Representatives from Great Britain, Malaya, North Borneo, and Sarawak debated, structured, and mutually signed off on every single constitutional safeguard. 

This was an iron-clad deal meant to protect the Borneo States for generations. There are no new terms to negotiate, no formulas to invent, and no room for bureaucratic compromise. 

The blueprint was completed before the nation was even born; the only task left today is absolute, unfiltered enforcement.

Equal Partners, Protected by Article 161E

To treat Sabah and Sarawak like Malacca, Penang, or any ordinary state in Malaya is a severe violation of the Federal Constitution. 

Sabah and Sarawak are not mere components; they are founding partners, uniquely protected under Article 161E of the Federal Constitution.

Article 161E serves as an explicit, constitutional lockbox. It dictates that no amendment can be made to the constitutional safeguards of Sabah and Sarawak—including their judicial autonomy, legislative powers, and financial rights—without the express concurrence of the Governors of the Borneo States.

By locking the evaluation of these distinct constitutional rights behind the OSA, the Federal Government is treating a sovereign, international pact as if it were a routine, localized ministry budget.

Weaponizing Secrecy to Create Deadlocks

Putrajaya frequently uses the lack of operational readiness or the need for legislative consensus as excuses for delay. 

A prime example is the long-overdue reallocation of 35% of Parliamentary seats to Sabah and Sarawak under Article 46. The federal narrative claims this requires a two-thirds majority and immense bi-partisan cooperation.

Yet, by hiding the implementation data under the OSA, the Federal Government actively denies lawmakers the very data required to build that consensus. 

Secrecy creates the deadlock, and Putrajaya then uses that very deadlock as an excuse for further postponement.

Furthermore, the defense that oil royalties and financial compliance are “too sensitive or technical” to be public must be rejected. 

The federal government’s reliance on the Petroleum Development Act (PDA) 1974 to override state rights ignores a glaring historical fact: those powers were asserted during a state of emergency.

Now that the emergency rule has ended, the unilateral extension of federal control over our continental shelf has lost its legal crutch. 

Technical compliance regarding revenues and resource rights is not a matter of military intelligence or national security—it is a matter of a public ledger.
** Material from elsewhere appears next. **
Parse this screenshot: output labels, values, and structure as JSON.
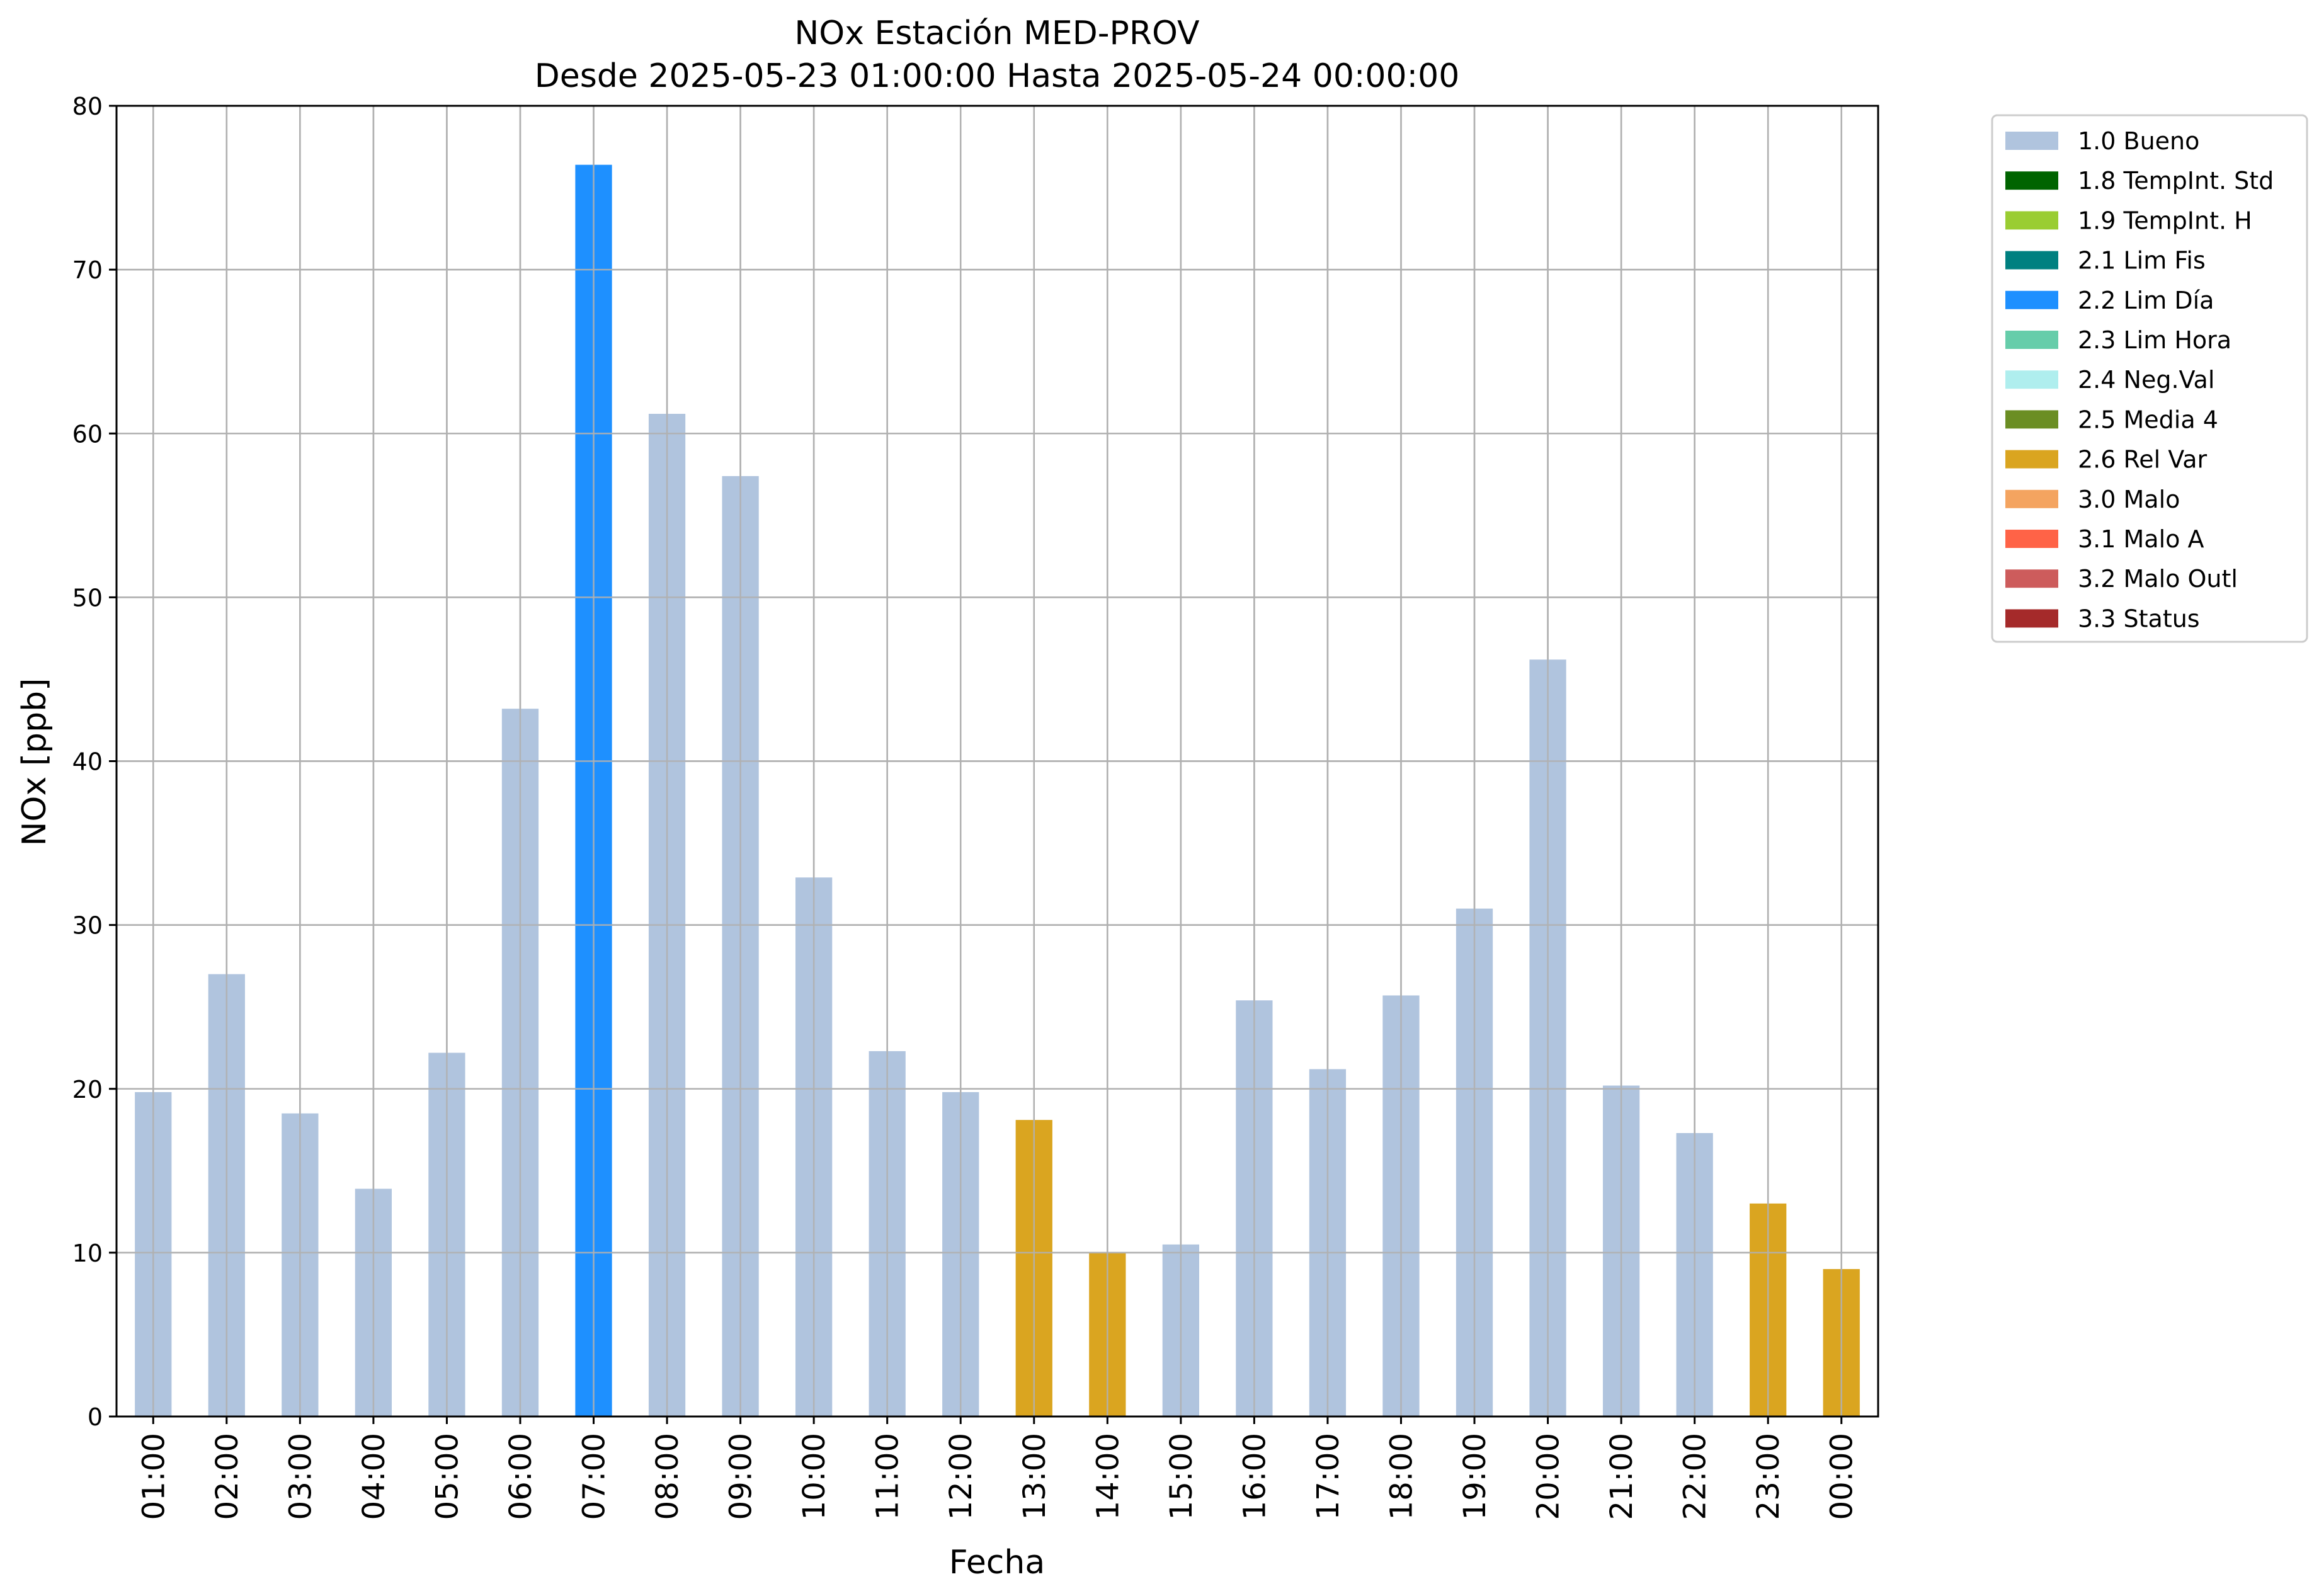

You cannot categorize the financial dues of a founding partner as a state secret simply to avoid an open public audit.

Shrouding an International Obligation

A country’s constitutional foundation cannot be classified as a state secret. When Members of Parliament take their oath, they swear to uphold the Constitution—which includes the laws enacted by Act 26, Chapter 35, and the safeguards protected by Article 161E.

By burying the implementation data in the dark, the Federal Government creates a dangerous precedent:

Evading International Law: It treats an international treaty ratified by multiple sovereign parliaments as if it were a minor, internal ministry memo.

Demonstrating Insincerity: It signals to the people of Sabah and Sarawak that the Federal Government is either incapable of fulfilling its original statutory promises or is actively trying to bypass them.

Breach of Trust: It confirms the long-held suspicion in Borneo that the wealth generated from its soil and seas is being managed through an opaque ledger, deliberately hidden from the people who rightfully own it.

The Debt Must Be Settled Openly

The enactment of the Malaysia Acts in 1963 proved that Malaya accepted these obligations openly before the eyes of the world. There is no legal ground for the current administration to audit its compliance in the shadows.

The execution of the terms signed in the IGC report is an absolute, outstanding legal debt. 

A sincere government does not hide the receipt of its debts from its creditors. For true partnership to exist, the veil of secrecy must be lifted, and the implementation of MA63 must be laid bare for every citizen of Sabah and Sarawak to see.